Before being released in February 2008, two years before the end of his sentence, the Hong Kong journalist Ching Cheong was detained in a prison in Guangzhou. His wife described the conditions there to Reporters Without Borders: “I was allowed to see him once a month for one hour. We were separated by glass and we spoke on a telephone. Our conversation was listened in to. It’s even written on the visiting room wall. Ching Cheong is held in a cell with 12 other prisoners, most of them criminals serving long sentences. There are two factories in the prison. He has to work eight hours a day, with overtime twice a week until 9 in the evening, making police uniforms, for which prisoners are not paid. Before his arrest, Ching Cheong already had blood pressure problem, but it used to happen two or three times a week. Now it’s every day. He suffers from the military discipline imposed in the prison. He has lost 15 kilos since his arrest. You know the first month of detention in Beijing was extremely hard, he was treated in a way which could be viewed as mental torture”.
Cyber-dissident Guo Qizhen, sentenced to four years in prison for “inciting subversion of state power” was beaten in May by fellow prisoners in his cell in Shijiazhuang, Hebei, northern China, after prison guards encouraged them to attack him. His wife said that his body was covered in bruises. The cyber-dissident had a broken leg when he was arrested but did not receive appropriate medical treatment for it. His state of health has considerably worsened.
The great "cyber" wall of China
The Chinese Net is one of the most controlled in the world. In 2007, more than 20 companies, some American, were forced to sign a “self-discipline pact” which forces them to censor the content of the blogs they host in China and to ask bloggers to provide their real identities. Many website were closed during the 17th Communist Party Congress in Beijing in October. The best-known forums on news websites were closed “as a precaution” for the duration of the Congress so that no news should indicate the official line fixed by the authorities. Reporters Without Borders marked the occasion by releasing a report, compiled by a Chinese Internet technician, detailing the censorship system on the Net in China. Five government offices have services dedicated to surveillance of the content of websites and emails.

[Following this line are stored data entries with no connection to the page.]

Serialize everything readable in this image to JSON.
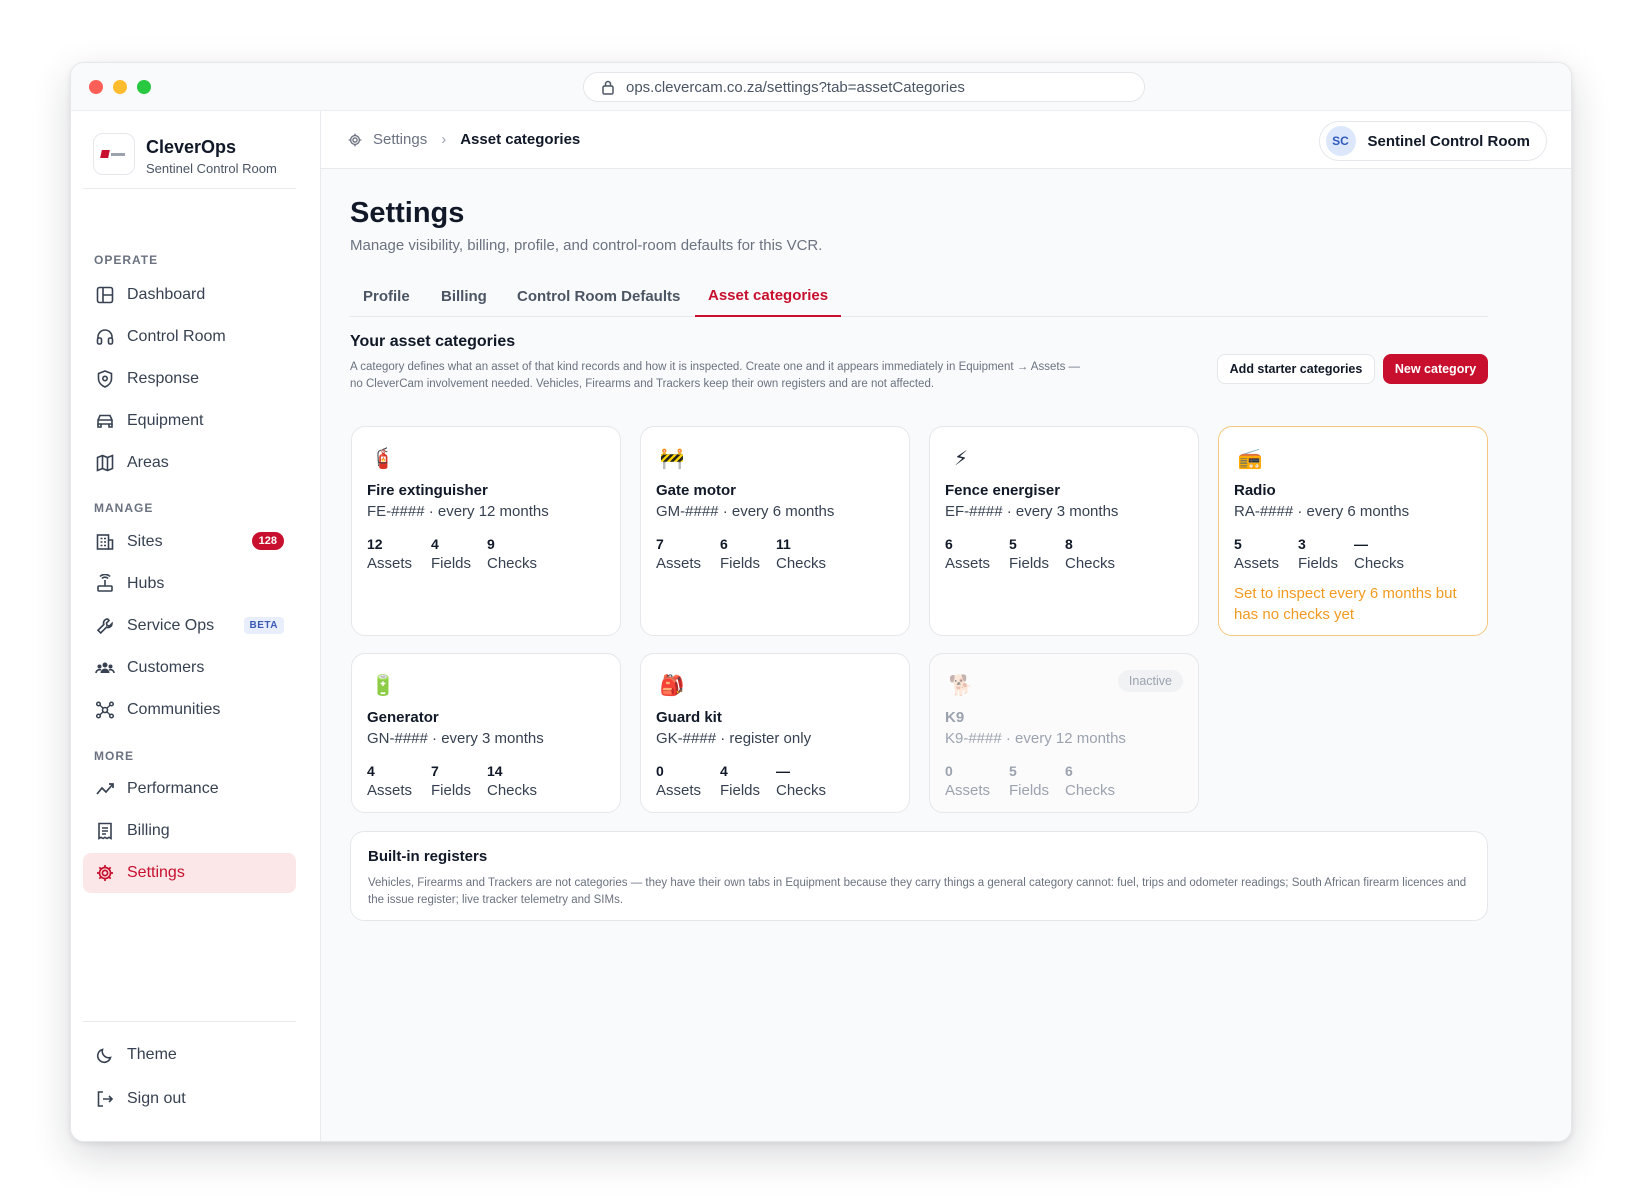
{
  "browser": {
    "url": "ops.clevercam.co.za/settings?tab=assetCategories"
  },
  "brand": {
    "name": "CleverOps",
    "org": "Sentinel Control Room"
  },
  "sidebar": {
    "sections": {
      "operate": "OPERATE",
      "manage": "MANAGE",
      "more": "MORE"
    },
    "operate": [
      {
        "label": "Dashboard",
        "icon": "dashboard-icon"
      },
      {
        "label": "Control Room",
        "icon": "headset-icon"
      },
      {
        "label": "Response",
        "icon": "shield-icon"
      },
      {
        "label": "Equipment",
        "icon": "vehicle-icon"
      },
      {
        "label": "Areas",
        "icon": "map-icon"
      }
    ],
    "manage": [
      {
        "label": "Sites",
        "icon": "building-icon",
        "badge": "128"
      },
      {
        "label": "Hubs",
        "icon": "hub-icon"
      },
      {
        "label": "Service Ops",
        "icon": "wrench-icon",
        "tag": "BETA"
      },
      {
        "label": "Customers",
        "icon": "users-icon"
      },
      {
        "label": "Communities",
        "icon": "network-icon"
      }
    ],
    "more": [
      {
        "label": "Performance",
        "icon": "trend-icon"
      },
      {
        "label": "Billing",
        "icon": "receipt-icon"
      },
      {
        "label": "Settings",
        "icon": "gear-icon",
        "active": true
      }
    ],
    "footer": [
      {
        "label": "Theme",
        "icon": "moon-icon"
      },
      {
        "label": "Sign out",
        "icon": "sign-out-icon"
      }
    ]
  },
  "topbar": {
    "breadcrumb": {
      "parent": "Settings",
      "current": "Asset categories"
    },
    "user": {
      "initials": "SC",
      "name": "Sentinel Control Room"
    }
  },
  "page": {
    "title": "Settings",
    "subtitle": "Manage visibility, billing, profile, and control-room defaults for this VCR."
  },
  "tabs": [
    "Profile",
    "Billing",
    "Control Room Defaults",
    "Asset categories"
  ],
  "categories_section": {
    "title": "Your asset categories",
    "description": "A category defines what an asset of that kind records and how it is inspected. Create one and it appears immediately in Equipment → Assets — no CleverCam involvement needed. Vehicles, Firearms and Trackers keep their own registers and are not affected.",
    "add_starter_label": "Add starter categories",
    "new_category_label": "New category"
  },
  "stat_labels": {
    "assets": "Assets",
    "fields": "Fields",
    "checks": "Checks"
  },
  "categories": [
    {
      "emoji": "🧯",
      "name": "Fire extinguisher",
      "code": "FE-#### · every 12 months",
      "assets": "12",
      "fields": "4",
      "checks": "9"
    },
    {
      "emoji": "🚧",
      "name": "Gate motor",
      "code": "GM-#### · every 6 months",
      "assets": "7",
      "fields": "6",
      "checks": "11"
    },
    {
      "emoji": "⚡",
      "name": "Fence energiser",
      "code": "EF-#### · every 3 months",
      "assets": "6",
      "fields": "5",
      "checks": "8"
    },
    {
      "emoji": "📻",
      "name": "Radio",
      "code": "RA-#### · every 6 months",
      "assets": "5",
      "fields": "3",
      "checks": "—",
      "warning": "Set to inspect every 6 months but has no checks yet"
    },
    {
      "emoji": "🔋",
      "name": "Generator",
      "code": "GN-#### · every 3 months",
      "assets": "4",
      "fields": "7",
      "checks": "14"
    },
    {
      "emoji": "🎒",
      "name": "Guard kit",
      "code": "GK-#### · register only",
      "assets": "0",
      "fields": "4",
      "checks": "—"
    },
    {
      "emoji": "🐕",
      "name": "K9",
      "code": "K9-#### · every 12 months",
      "assets": "0",
      "fields": "5",
      "checks": "6",
      "status": "Inactive"
    }
  ],
  "registers": {
    "title": "Built-in registers",
    "description": "Vehicles, Firearms and Trackers are not categories — they have their own tabs in Equipment because they carry things a general category cannot: fuel, trips and odometer readings; South African firearm licences and the issue register; live tracker telemetry and SIMs."
  },
  "colors": {
    "accent": "#c8102e",
    "warning": "#f29a1f",
    "warning_border": "#f5c77e"
  }
}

At least 51 cyber-dissidents are currently in jail in China for exercising their right to freedom of expression online. Chinese authorities have closed websites in Tibet, in particular the discussion forum most used by Tibetan students (http://www.tibet123.com), depriving them of the means of expressing their opinion about government policies. In July, the authorities closed the discussion forum Mongolian Youth Forum (www.mglzaluus.com/bbs), which is very popular in Inner Mongolia. One of its organisers said the authorities complained that discussion frequently addressed “ethnic problems” in the Chinese province.
Highly sensitive firewalls have also been put in place. Within just a few hours, Reporters Without Borders in Chinese - www.rsf-chinese.org -, launched at the end of May, was blocked. The cyber-police evidently use software that filters words. Without any concern for the consequences for Chinese Internet-users, all IP addresses linked to a website deemed undesirable, are blocked without warning.